William Newsome Tapped to Direct Top Brain Research Initiatives
There is a buzz in the air about brain research, says Stanford Professor of Neurobiology William T. Newsome, PhD, who was recently appointed to direct Stanford's new Neuroscience Institute, a campus-wide brain research initiative that will galvanize interdisciplinary collaborations between neurosciences and a broad array of disciplines. A month earlier, Newsome was also appointed to co-lead the Obama Administration's BRAIN Initiative, which has the ambitious goal of mapping the brain's roughly 100 billion neurons and the trillions of connections between them and then determining how signals pass between these neural circuits and how that process is controlled.

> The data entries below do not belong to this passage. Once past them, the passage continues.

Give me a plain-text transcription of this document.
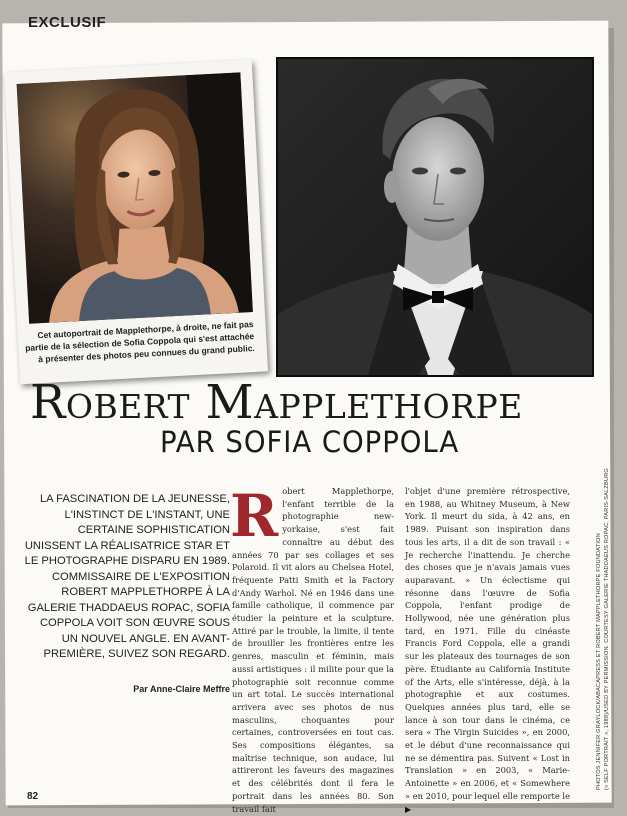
EXCLUSIF
Cet autoportrait de Mapplethorpe, à droite, ne fait pas partie de la sélection de Sofia Coppola qui s'est attachée à présenter des photos peu connues du grand public.
Robert Mapplethorpe
PAR SOFIA COPPOLA
LA FASCINATION DE LA JEUNESSE, L'INSTINCT DE L'INSTANT, UNE CERTAINE SOPHISTICATION UNISSENT LA RÉALISATRICE STAR ET LE PHOTOGRAPHE DISPARU EN 1989. COMMISSAIRE DE L'EXPOSITION ROBERT MAPPLETHORPE À LA GALERIE THADDAEUS ROPAC, SOFIA COPPOLA VOIT SON ŒUVRE SOUS UN NOUVEL ANGLE. EN AVANT-PREMIÈRE, SUIVEZ SON REGARD.
Par Anne-Claire Meffre
Robert Mapplethorpe, l'enfant terrible de la photographie new-yorkaise, s'est fait connaître au début des années 70 par ses collages et ses Polaroid. Il vit alors au Chelsea Hotel, fréquente Patti Smith et la Factory d'Andy Warhol. Né en 1946 dans une famille catholique, il commence par étudier la peinture et la sculpture. Attiré par le trouble, la limite, il tente de brouiller les frontières entre les genres, masculin et féminin, mais aussi artistiques : il milite pour que la photographie soit reconnue comme un art total. Le succès international arrivera avec ses photos de nus masculins, choquantes pour certaines, controversées en tout cas. Ses compositions élégantes, sa maîtrise technique, son audace, lui attireront les faveurs des magazines et des célébrités dont il fera le portrait dans les années 80. Son travail fait
l'objet d'une première rétrospective, en 1988, au Whitney Museum, à New York. Il meurt du sida, à 42 ans, en 1989. Puisant son inspiration dans tous les arts, il a dit de son travail : « Je recherche l'inattendu. Je cherche des choses que je n'avais jamais vues auparavant. » Un éclectisme qui résonne dans l'œuvre de Sofia Coppola, l'enfant prodige de Hollywood, née une génération plus tard, en 1971. Fille du cinéaste Francis Ford Coppola, elle a grandi sur les plateaux des tournages de son père. Étudiante au California Institute of the Arts, elle s'intéresse, déjà, à la photographie et aux costumes. Quelques années plus tard, elle se lance à son tour dans le cinéma, ce sera « The Virgin Suicides », en 2000, et le début d'une reconnaissance qui ne se démentira pas. Suivent « Lost in Translation » en 2003, « Marie-Antoinette » en 2006, et « Somewhere » en 2010, pour lequel elle remporte le ▶
PHOTOS JENNIFER GRAYLOCK/ABACAPRESS ET ROBERT MAPPLETHORPE FOUNDATION (« SELF PORTRAIT », 1988)/USED BY PERMISSION. COURTESY GALERIE THADDAEUS ROPAC, PARIS-SALZBURG
82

"The brain is the most complex entity that we know of in the universe," says Newsome. "And it's not going to give up its secrets easily. We now have tools to study the brain that are so much better than the ones we had in the past, and I think that has fueled the buzz in the air about brain science."
Galvanizing collaboration
One of Newsome's first efforts for both projects will to be meet with faculty from various departments to begin the work of building collaboration. In May, he worked with Associate Professor Nich Melosh of Materials Science to pull together a group of 42 faculty members – engineers and neuroscientists – who spent four and half hours learning about each other's work. Neuroscientists discussed their research and the tools they need to conduct it successfully. And engineers shared their latest projects, and took away insights into the types of new tools needed to propel the science of the brain forward. Newsome would like to host similar meetings, bringing talented thinkers from a broad range of disciplines such as physics, mathematics, statistics and molecular and cell biology together with neuroscientists to galvanize collaboration and pursue research together to advance discovery.
"Neuroscience has the potential to impact broad swathes of the university, to change the way people think," he says.
The Neuroscience Institute has identified six major research themes that will form the backbone of the effort:
- The "Language" of the Brain: Cracking the Neural Code
- Enhancing the Brain: Brain-Machine Interfaces and Neuromodulation
- Understanding Human Thought: Decisions, Memory and Emotion
- The Brain in Disease: Neurological and Psychiatric Disorders
- The Changing Brain: Development, Learning and Aging
- Neuroscience for Society: Education, Law and Business
"Exciting new science is now possible," says Newsome, thanks to new technologies that have revolutionized the field of brain research. "These technologies are unlike anything we have seen in the previous 50 to 80 years, and they are changing the game completely. They are forcing neuroscientists to reconsider the world of experiments and studies that are possible. We really have to reinvent ourselves."
Newsome has seen major advances and new technologies coming on line in the four key areas needed for brain research – static mapping, dynamic mapping, theory and manipulation. There are dramatic new departures in our ability to make static maps, he says, thanks in large part to the work of Steve Smith, department of molecular and cellular physiology, who developed new microscopy techniques using light field microscopy and array tomography. Another major advancement in this area is Karl Deisseroth's CLARITY brain mapping technology, which renders the whole brain transparent. "That is going to speed the development of the static map dramatically," says Newsome.
In the area of recording dynamic brain activity, new discoveries are allowing researchers to record neurons at greater capacity – from one at a time to now 100, 1,000 or 10,000 at a time, greatly improving the ability to decipher neuron signaling activity. Professor Krishna Shenoy of the department of electrical engineering and Professor Mark Schnizter of the departments of applied physics and biological sciences are major leaders in this effort.
Optogenetics, another development from the Deisseroth Lab, is giving researchers a new way to test theories of brain activity and behavior using light sensitivity. And new advances in theory and computation are providing researchers a statistically sound way of taking massive amounts of data and compressing them into very small amounts of information that can then transmitted from A to B.
"This type of scientific discovery is not going to stop anytime soon," says Newsome. "There are so many creative people – engineers, mathematicians and physicists – who are being drawn into the study of the brain. It will be a true campus-wide endeavor for the next several decades," Newsome adds. "No great university is going to stay great without this type of concerted, broad effort on understanding the brain and on behavior is rooted in the brain."